You can say Amano has an army of minions to clean his tanks on a daily basis but that doesn't explain his customers who have beautiful tanks on a full ADA system including Aquasky (I'm looking at you Viktor).
 
Recently I did an analysis of ADA Aqua Soil Amazonia (New) in the lab: http://prirodni-akvarium.cz/index.php?id=analyza. From the data you can easily compute how long will that amount of nutrients suffice to our plants. The only variable in this equation is the exact amount of nutrients which will be used by plants. This no one knows, and it seems to me that no one really cares! Tom Barr suggests that 30 mg/L NO3, 3 mg/L PO4, 20 mg/L K, and 0.5 mg/L Fe should be enough for the most demanding plants. But no one did verify this information. So it´s theoretically possible that our plants need a LOT less. Maybe that´s the reason why ADA ferts or Tropica ferts are as fine for our plants as EI ferts.

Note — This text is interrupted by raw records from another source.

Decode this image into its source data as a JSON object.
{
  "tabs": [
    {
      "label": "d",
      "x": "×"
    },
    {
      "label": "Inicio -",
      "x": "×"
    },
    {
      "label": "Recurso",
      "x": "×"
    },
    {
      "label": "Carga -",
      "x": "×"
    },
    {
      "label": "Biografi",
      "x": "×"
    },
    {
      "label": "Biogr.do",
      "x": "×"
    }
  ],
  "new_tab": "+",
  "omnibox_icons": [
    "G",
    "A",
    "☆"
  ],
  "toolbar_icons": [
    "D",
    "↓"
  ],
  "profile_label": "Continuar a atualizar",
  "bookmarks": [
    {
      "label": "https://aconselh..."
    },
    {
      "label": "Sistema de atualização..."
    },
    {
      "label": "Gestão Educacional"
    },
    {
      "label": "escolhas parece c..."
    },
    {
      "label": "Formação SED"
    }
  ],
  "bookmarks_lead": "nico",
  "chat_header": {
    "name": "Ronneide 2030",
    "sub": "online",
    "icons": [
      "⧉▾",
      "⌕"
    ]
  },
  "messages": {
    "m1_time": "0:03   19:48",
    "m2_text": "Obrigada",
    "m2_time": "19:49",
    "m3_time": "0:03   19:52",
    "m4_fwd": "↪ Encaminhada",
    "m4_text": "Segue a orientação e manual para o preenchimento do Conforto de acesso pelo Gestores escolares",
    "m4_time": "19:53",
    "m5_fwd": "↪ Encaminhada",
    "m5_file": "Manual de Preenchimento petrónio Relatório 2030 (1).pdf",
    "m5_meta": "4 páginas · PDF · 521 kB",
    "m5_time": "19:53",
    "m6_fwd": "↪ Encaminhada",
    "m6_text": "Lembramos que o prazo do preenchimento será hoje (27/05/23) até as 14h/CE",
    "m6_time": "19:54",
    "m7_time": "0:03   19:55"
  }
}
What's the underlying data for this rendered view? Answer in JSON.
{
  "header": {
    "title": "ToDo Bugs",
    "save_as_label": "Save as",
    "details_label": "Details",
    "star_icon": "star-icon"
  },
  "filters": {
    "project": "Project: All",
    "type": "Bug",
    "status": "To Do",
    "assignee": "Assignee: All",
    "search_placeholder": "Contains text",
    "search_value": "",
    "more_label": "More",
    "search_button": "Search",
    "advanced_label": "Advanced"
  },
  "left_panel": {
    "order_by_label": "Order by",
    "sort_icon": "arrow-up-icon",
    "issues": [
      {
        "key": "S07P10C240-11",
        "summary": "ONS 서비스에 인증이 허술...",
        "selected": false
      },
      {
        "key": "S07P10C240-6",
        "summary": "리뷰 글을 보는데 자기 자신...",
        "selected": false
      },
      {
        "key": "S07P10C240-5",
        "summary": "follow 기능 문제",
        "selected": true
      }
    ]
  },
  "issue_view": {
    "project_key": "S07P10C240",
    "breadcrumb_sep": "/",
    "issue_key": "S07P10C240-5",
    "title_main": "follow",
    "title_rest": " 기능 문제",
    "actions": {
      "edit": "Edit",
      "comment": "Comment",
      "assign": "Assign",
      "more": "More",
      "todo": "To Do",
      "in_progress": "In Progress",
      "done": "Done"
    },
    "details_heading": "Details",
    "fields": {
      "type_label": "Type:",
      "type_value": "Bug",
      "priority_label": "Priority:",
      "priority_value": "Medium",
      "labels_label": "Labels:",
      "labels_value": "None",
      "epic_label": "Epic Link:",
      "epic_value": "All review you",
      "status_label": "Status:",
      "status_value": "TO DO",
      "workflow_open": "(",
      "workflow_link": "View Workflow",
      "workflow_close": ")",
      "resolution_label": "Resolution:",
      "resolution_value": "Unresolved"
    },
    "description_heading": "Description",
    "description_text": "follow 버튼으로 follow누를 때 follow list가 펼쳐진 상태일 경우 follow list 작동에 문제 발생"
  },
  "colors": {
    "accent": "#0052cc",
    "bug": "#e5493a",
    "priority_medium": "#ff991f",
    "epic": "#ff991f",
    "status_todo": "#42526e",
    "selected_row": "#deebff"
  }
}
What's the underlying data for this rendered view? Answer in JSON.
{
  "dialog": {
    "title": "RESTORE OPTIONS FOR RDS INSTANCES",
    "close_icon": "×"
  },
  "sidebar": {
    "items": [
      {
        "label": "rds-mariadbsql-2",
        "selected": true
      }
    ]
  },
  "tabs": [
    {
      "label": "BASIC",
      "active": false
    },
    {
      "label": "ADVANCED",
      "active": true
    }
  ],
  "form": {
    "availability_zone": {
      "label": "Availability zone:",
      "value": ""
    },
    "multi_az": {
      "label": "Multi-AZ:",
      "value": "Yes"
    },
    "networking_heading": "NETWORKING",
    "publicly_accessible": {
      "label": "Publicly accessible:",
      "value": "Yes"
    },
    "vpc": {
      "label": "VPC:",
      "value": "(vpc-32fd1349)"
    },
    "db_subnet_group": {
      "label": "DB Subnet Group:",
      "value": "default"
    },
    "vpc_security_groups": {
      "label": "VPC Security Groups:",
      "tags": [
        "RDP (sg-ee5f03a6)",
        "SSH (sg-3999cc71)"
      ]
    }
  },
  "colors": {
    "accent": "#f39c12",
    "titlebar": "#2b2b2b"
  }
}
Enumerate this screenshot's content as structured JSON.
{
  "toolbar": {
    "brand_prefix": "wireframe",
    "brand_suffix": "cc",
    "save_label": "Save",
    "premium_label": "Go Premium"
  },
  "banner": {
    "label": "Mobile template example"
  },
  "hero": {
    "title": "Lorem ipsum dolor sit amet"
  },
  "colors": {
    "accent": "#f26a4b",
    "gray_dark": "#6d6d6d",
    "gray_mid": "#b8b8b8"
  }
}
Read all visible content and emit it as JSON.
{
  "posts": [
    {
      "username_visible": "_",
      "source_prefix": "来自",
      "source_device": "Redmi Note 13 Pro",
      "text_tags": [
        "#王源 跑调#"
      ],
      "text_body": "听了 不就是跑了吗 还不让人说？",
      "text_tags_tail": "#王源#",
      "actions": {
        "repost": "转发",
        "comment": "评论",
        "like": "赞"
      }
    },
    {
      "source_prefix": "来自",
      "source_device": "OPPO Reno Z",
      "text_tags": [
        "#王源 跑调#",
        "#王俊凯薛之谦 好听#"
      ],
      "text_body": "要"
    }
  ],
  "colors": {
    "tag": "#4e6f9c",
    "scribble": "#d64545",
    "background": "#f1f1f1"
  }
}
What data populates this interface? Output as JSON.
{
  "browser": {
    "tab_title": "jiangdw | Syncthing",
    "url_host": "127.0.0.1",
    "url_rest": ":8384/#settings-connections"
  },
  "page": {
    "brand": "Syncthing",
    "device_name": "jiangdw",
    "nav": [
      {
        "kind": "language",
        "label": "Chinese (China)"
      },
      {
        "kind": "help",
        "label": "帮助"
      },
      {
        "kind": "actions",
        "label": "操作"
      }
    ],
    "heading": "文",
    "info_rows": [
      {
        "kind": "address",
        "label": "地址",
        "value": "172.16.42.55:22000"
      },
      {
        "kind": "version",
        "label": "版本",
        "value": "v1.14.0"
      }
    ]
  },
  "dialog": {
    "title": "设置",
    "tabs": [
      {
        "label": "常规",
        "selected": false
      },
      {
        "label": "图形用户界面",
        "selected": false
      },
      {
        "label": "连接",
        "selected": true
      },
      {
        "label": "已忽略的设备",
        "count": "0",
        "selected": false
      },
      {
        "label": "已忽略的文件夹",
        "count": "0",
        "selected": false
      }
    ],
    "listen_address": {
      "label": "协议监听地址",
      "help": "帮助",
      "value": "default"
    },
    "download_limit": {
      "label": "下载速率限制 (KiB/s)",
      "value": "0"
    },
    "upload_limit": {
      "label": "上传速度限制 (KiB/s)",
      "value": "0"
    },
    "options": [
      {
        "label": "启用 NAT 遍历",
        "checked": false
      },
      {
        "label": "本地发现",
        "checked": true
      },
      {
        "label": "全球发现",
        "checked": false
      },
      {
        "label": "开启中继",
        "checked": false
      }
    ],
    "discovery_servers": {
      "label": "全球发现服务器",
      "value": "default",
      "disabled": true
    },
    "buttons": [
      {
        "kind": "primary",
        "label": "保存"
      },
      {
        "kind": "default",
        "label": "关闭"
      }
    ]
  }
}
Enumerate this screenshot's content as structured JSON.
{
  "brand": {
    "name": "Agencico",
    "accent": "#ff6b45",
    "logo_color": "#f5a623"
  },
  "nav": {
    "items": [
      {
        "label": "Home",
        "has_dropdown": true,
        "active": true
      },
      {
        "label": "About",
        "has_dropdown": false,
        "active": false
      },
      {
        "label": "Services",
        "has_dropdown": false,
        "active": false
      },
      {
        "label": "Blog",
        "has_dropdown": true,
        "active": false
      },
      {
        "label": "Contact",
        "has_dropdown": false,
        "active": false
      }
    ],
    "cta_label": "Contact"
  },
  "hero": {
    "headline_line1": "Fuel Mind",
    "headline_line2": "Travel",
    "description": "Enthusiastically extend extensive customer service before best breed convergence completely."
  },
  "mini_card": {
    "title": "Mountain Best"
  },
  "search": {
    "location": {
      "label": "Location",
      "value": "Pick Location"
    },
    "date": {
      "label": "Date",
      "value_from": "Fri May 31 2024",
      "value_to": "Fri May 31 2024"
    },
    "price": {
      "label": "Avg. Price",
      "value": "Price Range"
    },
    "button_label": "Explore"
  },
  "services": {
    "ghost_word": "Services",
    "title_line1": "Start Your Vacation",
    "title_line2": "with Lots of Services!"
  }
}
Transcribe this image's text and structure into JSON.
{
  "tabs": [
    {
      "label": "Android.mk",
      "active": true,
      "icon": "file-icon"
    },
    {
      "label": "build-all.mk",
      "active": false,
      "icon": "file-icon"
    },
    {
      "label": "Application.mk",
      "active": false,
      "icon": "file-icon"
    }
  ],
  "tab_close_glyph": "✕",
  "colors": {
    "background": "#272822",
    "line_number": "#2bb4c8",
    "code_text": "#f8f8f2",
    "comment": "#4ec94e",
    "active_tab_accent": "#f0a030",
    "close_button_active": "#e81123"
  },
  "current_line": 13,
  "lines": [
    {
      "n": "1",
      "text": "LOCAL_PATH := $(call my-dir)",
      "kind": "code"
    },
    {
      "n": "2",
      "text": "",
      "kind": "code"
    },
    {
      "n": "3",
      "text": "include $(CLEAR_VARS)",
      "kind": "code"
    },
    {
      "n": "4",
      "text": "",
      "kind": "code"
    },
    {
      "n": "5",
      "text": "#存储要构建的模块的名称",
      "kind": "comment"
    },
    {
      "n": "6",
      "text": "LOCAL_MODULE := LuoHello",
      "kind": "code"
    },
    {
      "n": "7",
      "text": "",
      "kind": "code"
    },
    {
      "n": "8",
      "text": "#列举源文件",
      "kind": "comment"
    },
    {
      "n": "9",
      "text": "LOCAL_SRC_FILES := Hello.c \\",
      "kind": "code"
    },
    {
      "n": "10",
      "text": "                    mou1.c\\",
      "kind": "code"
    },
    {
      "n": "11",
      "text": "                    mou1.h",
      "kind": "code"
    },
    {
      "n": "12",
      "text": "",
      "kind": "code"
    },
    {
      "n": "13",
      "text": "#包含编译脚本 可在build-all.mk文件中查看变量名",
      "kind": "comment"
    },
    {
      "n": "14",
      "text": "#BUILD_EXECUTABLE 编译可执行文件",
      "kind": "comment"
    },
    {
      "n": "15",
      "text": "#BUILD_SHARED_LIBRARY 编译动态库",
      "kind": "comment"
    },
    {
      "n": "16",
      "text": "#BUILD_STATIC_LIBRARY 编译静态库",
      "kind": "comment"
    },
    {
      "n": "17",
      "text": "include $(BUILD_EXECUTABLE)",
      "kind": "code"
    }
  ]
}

Also I don´t think that the fertilizer method is the only thing that differs (but that´s another story). Also you have to account for microbes doing it´s job to mineralize organics. So quite amount of nutrients in our tanks are produced by microbes without our help. Nutrients are being produced in our tank all the time. So this adds nutrients to ADA all the time.